However, all but the contour at $Re(z) = -\frac{1}{2}$ go to zero by the growth conditions, and so $\sum_{n=0}^\infty (-1)^n f(n) x^n = \frac{1}{2i}\int_{-\frac{1}{2}- i \infty}^{-\frac{1}{2}+ i \infty} f(z)x^z \csc(\pi z)dz$ for $x< \frac{1}{e^{\pi}}$. However, as long as the integral is analytic, we now have two analytic fucntions whose agree on a set with a limit point, so they represent the same analytic function. Moreover, the contour continues to converge even when the original sum doesn't, so the contour integral analytically continues the original function. Moreover, when $x> e^{\pi}$ then the $f(z) \csc(\pi z)x^z$ is small for values on the left-half plane. So, we obtain
$$\frac{1}{2i} \int_{-\frac{1}{2}- i \infty}^{-\frac{1}{2}+ i \infty} f(z)x^z \csc(\pi z)dz = \frac{1}{2i} \int_{C_2} f(z)x^z \csc(\pi z)dz = -\sum_{n=1}^\infty (-1)^nf(-n)x^{-n} $$
Since the other pieces of the contour $C_2$ are zero (i.e. all the edges except the one where $Re(z)=\frac{1}{2}$). $C_2$ is a rectangle of infinite width and height facing in the opposite direction to $C$ given by this picture

In the case where $f(n)$ is not entire, then we can usually shift the original contour to the line $Re(z) = c$ so that all the poles of $f$ are to the left of $c$. Then we obtain that, for $x< \frac{1}{e^{\pi}}$
$$\sum_{0 \leq n < c} (-1)^n f(n) x^n + \frac{1}{2i}\int_{c+C_{\rightarrow}} f(z) x^z \csc(\pi z) dz = \\ \sum_{0 \leq n < c} (-1)^n f(n) x^n + \frac{1}{2i}\int_{c-i \infty}^{c + i \infty} f(z) x^z \csc(\pi z) dz=\sum_{n=0}^\infty (-1)^n f(n) x^n$$
where $c+C_{\rightarrow}$ is the rectangular contour that covers everything to the right of $Re(z) = c$. And again for $x>e^{\pi}$ we can switch the direction of the contour, and this gives us that
$$\sum_{0 \leq n < c} (-1)^n f(n) x^n + \frac{1}{2i}\int_{c+C_{\leftarrow}} f(z) x^z \csc(\pi z) dz = \\ \sum_{0 \leq n < c} (-1)^n f(n) x^n + \frac{1}{2i}\int_{c-i \infty}^{c + i \infty} f(z) x^z \csc(\pi z) dz=\\-\sum_{n=1}^\infty (-1)^n f(-n) x^{-n} + \frac{1}{2i} \sum_{} \text{Res}(f(z)\csc(\pi z)x^z, a_k)$$
Conviently, the extra terms $\sum_{0 \leq n < c} (-1)^n f(n) x^n$ that were added in initially cancel out since the $C_{\leftarrow}$ contour traverses those same points in the opposite direction.

Answer 1

First of all, to make sense of $f(-n)$ we need some assumptions about $f$. For example, let $$\sum_{n=0}^\infty f(n)z^n\quad\quad\quad\quad (1)$$ be a series with positive radius of convergence.

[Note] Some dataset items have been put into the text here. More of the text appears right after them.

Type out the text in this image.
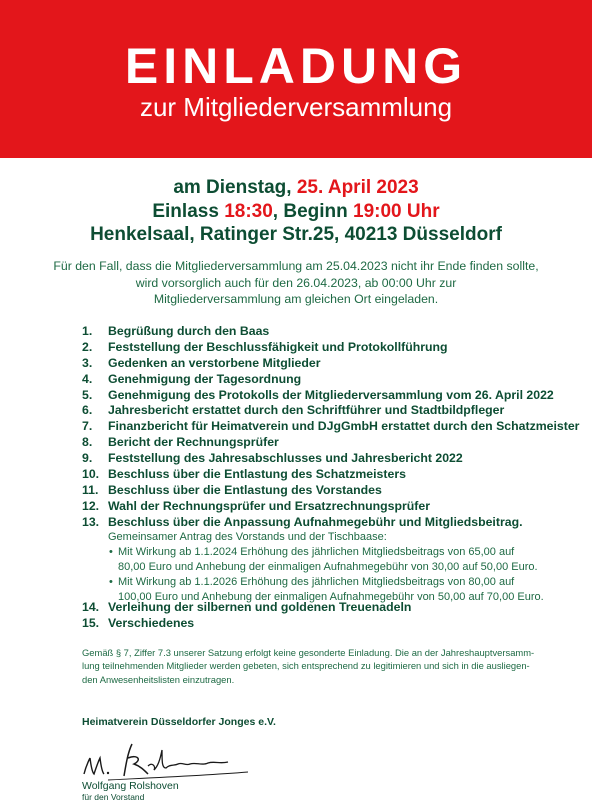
EINLADUNG
zur Mitgliederversammlung
am Dienstag, 25. April 2023
Einlass 18:30, Beginn 19:00 Uhr
Henkelsaal, Ratinger Str.25, 40213 Düsseldorf
Für den Fall, dass die Mitgliederversammlung am 25.04.2023 nicht ihr Ende finden sollte,
wird vorsorglich auch für den 26.04.2023, ab 00:00 Uhr zur
Mitgliederversammlung am gleichen Ort eingeladen.
1. Begrüßung durch den Baas
2. Feststellung der Beschlussfähigkeit und Protokollführung
3. Gedenken an verstorbene Mitglieder
4. Genehmigung der Tagesordnung
5. Genehmigung des Protokolls der Mitgliederversammlung vom 26. April 2022
6. Jahresbericht erstattet durch den Schriftführer und Stadtbildpfleger
7. Finanzbericht für Heimatverein und DJgGmbH erstattet durch den Schatzmeister
8. Bericht der Rechnungsprüfer
9. Feststellung des Jahresabschlusses und Jahresbericht 2022
10. Beschluss über die Entlastung des Schatzmeisters
11. Beschluss über die Entlastung des Vorstandes
12. Wahl der Rechnungsprüfer und Ersatzrechnungsprüfer
13. Beschluss über die Anpassung Aufnahmegebühr und Mitgliedsbeitrag.
Gemeinsamer Antrag des Vorstands und der Tischbaase:
• Mit Wirkung ab 1.1.2024 Erhöhung des jährlichen Mitgliedsbeitrags von 65,00 auf
80,00 Euro und Anhebung der einmaligen Aufnahmegebühr von 30,00 auf 50,00 Euro.
• Mit Wirkung ab 1.1.2026 Erhöhung des jährlichen Mitgliedsbeitrags von 80,00 auf
100,00 Euro und Anhebung der einmaligen Aufnahmegebühr von 50,00 auf 70,00 Euro.
14. Verleihung der silbernen und goldenen Treuenadeln
15. Verschiedenes
Gemäß § 7, Ziffer 7.3 unserer Satzung erfolgt keine gesonderte Einladung. Die an der Jahreshauptversamm-
lung teilnehmenden Mitglieder werden gebeten, sich entsprechend zu legitimieren und sich in die ausliegen-
den Anwesenheitslisten einzutragen.
Heimatverein Düsseldorfer Jonges e.V.
Wolfgang Rolshoven
für den Vorstand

Then there is always an entire function of exponential type which interpolates $f(n)$. But such a function is usually not unique. One needs uniqueness to define $f(-n)$. Moreover, one needs the fact that (1) DOES HAVE an analytic continuation, to discuss a formula for it.

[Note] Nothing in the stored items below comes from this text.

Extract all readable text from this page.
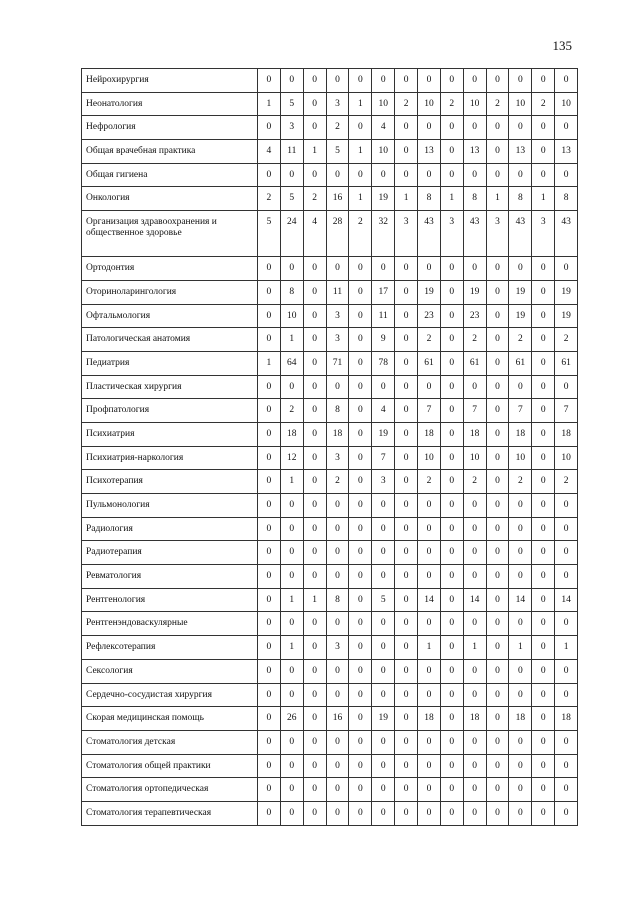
135
Нейрохирургия	0	0	0	0	0	0	0	0	0	0	0	0	0	0
Неонатология	1	5	0	3	1	10	2	10	2	10	2	10	2	10
Нефрология	0	3	0	2	0	4	0	0	0	0	0	0	0	0
Общая врачебная практика	4	11	1	5	1	10	0	13	0	13	0	13	0	13
Общая гигиена	0	0	0	0	0	0	0	0	0	0	0	0	0	0
Онкология	2	5	2	16	1	19	1	8	1	8	1	8	1	8
Организация здравоохранения и общественное здоровье	5	24	4	28	2	32	3	43	3	43	3	43	3	43
Ортодонтия	0	0	0	0	0	0	0	0	0	0	0	0	0	0
Оториноларингология	0	8	0	11	0	17	0	19	0	19	0	19	0	19
Офтальмология	0	10	0	3	0	11	0	23	0	23	0	19	0	19
Патологическая анатомия	0	1	0	3	0	9	0	2	0	2	0	2	0	2
Педиатрия	1	64	0	71	0	78	0	61	0	61	0	61	0	61
Пластическая хирургия	0	0	0	0	0	0	0	0	0	0	0	0	0	0
Профпатология	0	2	0	8	0	4	0	7	0	7	0	7	0	7
Психиатрия	0	18	0	18	0	19	0	18	0	18	0	18	0	18
Психиатрия-наркология	0	12	0	3	0	7	0	10	0	10	0	10	0	10
Психотерапия	0	1	0	2	0	3	0	2	0	2	0	2	0	2
Пульмонология	0	0	0	0	0	0	0	0	0	0	0	0	0	0
Радиология	0	0	0	0	0	0	0	0	0	0	0	0	0	0
Радиотерапия	0	0	0	0	0	0	0	0	0	0	0	0	0	0
Ревматология	0	0	0	0	0	0	0	0	0	0	0	0	0	0
Рентгенология	0	1	1	8	0	5	0	14	0	14	0	14	0	14
Рентгенэндоваскулярные	0	0	0	0	0	0	0	0	0	0	0	0	0	0
Рефлексотерапия	0	1	0	3	0	0	0	1	0	1	0	1	0	1
Сексология	0	0	0	0	0	0	0	0	0	0	0	0	0	0
Сердечно-сосудистая хирургия	0	0	0	0	0	0	0	0	0	0	0	0	0	0
Скорая медицинская помощь	0	26	0	16	0	19	0	18	0	18	0	18	0	18
Стоматология детская	0	0	0	0	0	0	0	0	0	0	0	0	0	0
Стоматология общей практики	0	0	0	0	0	0	0	0	0	0	0	0	0	0
Стоматология ортопедическая	0	0	0	0	0	0	0	0	0	0	0	0	0	0
Стоматология терапевтическая	0	0	0	0	0	0	0	0	0	0	0	0	0	0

To make $f$ unique, and to assure an analytic continuation, one possible assumption is that the exponential type is less than $\pi$. More precisely, we have the following theorem of F. Carlson.

If $f$ is an entire function of exponential type, and $\overline{K}$ is its conjugate indicator diagram, then the power series (1) has an analytic continuation to the connected component of the complement of $e^{-K}$ which contains $0$.

So if $e^{-K}$ does not separate $0$ and $\infty$, our function has an analytic continuation to a neighborhood of $\infty$, with Laurent series $$-\sum_{1}^\infty f(-n)z^{-n}.$$ See, for example, L. Bieberbach, Analytische Fortsetzung, Springer 1955, section 1.3.

This theorem of Carlson does not cover all your examples, but this section of Bieberbach mentions a lot of versions and generalizations.

Remarks. Most likely the power series $$\sum_{n=1}^\infty z^n\sin\sin n$$ does not have any analytic continuation (the unit circle is the natural boundary). I write this by analogy with power series with random coefficients: the sequence $\sin\sin n$ behaves randomly. See https://arxiv.org/abs/1409.2736 for Taylor series with almost periodic coefficients. But notice: as I wrote above, there is ANOTHER entire function $f$ which is of exponential type and for which $f(n)=\sin\sin n$.